Long ago, I had a blog that I used to post on. I eventually removed that blog and relaunched a new one. I’ve decided to repost some of my older works on my blog. For this post specifically, I want to revisit my current financial situation in a future post, so to be continued.
Why do you save?
Do you even save?
If you don’t save, I encourage you to start today. Saving money can be useful for many reasons. One can save for travel, a rainy day, a new car or anything else like that.
Personally, I find that I like to save for a rainy day. An emergency fund is for emergencies –like an “I’m-hurt-and-I-can’t-get-up” emergency. Paying for a want doesn’t quite count as an emergency. I’ve heard financial experts say that you should have enough saved in the bank to support yourself without income for a few months to half a year. Calculate your revenue and expenses for a month. Plot each transaction in an excel spreadsheet or a transaction register*. Review online banking statements. Are you in the black at the end of the month? Are you under-spending or overspending in any areas? How long could your savings sustain you? How long would you want your savings to sustain you?
I also love to save money just for the fun of it. I love knowing that I have a lot of money in the bank. I hate to admit this, but I can be a bit of a miser. I would rather have money in the bank than go and buy myself necessities like food and clothing. While that is not a healthy practice, it is a good example of money habits.

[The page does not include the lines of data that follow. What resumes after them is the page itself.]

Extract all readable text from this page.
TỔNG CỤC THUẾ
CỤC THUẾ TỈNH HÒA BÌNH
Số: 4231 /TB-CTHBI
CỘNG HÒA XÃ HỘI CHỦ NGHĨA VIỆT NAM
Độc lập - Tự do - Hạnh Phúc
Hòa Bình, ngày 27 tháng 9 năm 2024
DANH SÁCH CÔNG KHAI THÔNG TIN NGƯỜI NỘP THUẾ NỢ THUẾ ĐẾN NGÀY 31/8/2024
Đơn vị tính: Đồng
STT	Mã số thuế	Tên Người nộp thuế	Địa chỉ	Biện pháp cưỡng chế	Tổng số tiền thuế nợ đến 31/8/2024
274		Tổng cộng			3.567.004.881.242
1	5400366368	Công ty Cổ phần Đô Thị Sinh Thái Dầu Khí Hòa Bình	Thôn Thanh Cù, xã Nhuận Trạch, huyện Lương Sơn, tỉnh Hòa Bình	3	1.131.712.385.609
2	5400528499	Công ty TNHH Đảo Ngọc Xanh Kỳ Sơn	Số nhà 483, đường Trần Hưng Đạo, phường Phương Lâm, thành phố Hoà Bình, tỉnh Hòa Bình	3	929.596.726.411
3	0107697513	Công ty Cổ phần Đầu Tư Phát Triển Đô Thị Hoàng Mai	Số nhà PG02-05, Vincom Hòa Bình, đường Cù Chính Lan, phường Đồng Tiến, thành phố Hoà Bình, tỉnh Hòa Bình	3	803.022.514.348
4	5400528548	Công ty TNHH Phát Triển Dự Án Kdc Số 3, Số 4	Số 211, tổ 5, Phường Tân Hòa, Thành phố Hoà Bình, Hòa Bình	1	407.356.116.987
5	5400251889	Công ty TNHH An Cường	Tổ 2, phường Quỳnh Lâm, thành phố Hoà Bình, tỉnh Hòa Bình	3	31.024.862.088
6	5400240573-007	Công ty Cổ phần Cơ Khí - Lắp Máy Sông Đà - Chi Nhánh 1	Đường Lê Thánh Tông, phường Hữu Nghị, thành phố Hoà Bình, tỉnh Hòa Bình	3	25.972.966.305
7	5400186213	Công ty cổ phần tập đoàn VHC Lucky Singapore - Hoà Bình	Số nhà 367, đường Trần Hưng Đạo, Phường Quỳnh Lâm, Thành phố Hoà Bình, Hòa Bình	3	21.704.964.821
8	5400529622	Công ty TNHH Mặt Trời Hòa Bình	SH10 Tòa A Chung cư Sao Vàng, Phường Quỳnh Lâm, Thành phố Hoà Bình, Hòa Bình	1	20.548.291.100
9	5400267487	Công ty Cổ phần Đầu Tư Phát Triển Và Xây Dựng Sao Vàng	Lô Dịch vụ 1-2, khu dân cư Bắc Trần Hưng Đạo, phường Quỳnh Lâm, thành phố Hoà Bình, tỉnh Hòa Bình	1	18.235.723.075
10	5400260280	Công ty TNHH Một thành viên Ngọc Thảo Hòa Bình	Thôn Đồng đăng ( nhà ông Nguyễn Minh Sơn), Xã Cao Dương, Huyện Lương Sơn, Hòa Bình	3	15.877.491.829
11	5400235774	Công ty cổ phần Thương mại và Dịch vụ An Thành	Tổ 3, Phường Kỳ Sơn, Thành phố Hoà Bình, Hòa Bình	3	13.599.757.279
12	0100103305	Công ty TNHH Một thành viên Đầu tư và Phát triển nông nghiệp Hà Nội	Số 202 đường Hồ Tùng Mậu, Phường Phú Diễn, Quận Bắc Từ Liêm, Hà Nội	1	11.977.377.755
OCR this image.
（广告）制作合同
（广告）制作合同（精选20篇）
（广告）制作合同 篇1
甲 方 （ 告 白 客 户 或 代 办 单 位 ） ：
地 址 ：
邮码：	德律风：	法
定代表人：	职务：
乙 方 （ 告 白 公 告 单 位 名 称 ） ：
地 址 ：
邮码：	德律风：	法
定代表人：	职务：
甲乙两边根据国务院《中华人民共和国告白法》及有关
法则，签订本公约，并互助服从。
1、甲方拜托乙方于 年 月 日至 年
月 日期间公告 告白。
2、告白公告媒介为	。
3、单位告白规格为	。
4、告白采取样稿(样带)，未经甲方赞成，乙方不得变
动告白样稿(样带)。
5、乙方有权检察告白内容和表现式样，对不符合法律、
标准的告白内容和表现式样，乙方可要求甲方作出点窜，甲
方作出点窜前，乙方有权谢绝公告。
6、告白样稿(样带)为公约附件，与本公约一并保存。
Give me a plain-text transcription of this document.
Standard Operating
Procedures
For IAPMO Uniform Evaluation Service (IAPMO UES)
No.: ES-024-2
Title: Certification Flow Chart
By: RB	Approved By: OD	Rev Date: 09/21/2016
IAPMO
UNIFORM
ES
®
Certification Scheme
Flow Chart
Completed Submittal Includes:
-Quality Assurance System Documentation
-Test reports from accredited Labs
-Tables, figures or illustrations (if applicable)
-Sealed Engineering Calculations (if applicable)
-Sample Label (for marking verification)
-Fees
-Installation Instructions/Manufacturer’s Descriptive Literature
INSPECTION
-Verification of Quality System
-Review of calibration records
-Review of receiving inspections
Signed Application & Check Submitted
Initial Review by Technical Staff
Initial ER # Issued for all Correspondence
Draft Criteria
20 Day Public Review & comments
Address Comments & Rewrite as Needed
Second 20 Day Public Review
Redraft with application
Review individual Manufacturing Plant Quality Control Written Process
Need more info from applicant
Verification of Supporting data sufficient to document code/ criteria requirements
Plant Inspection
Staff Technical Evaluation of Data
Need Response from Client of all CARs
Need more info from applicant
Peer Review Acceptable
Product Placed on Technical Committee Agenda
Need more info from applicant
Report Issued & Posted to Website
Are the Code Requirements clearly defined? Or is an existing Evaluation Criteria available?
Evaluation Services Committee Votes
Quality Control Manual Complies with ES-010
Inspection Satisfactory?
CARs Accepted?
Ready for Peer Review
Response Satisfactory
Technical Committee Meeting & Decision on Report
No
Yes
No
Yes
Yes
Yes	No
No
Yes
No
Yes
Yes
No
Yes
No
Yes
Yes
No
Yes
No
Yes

In order to successfully use the money that you have, you need to know your money habits. Find the balance between a healthy amount of money saved and a decent quality of life. Record how you spend your money. Take financial literacy (or “money intelligence”) quizzes online: it is very important for you to figure out how you spend your money and why.
You are your own greatest enemy here. Of course, everyone knows that only a fool does not study his enemy before combat. Financial health is a war you need to win. Being forewarned is being forearmed.
*Some banks offer transaction registers for free, but most people don’t ask for them. Ask for one at a help desk.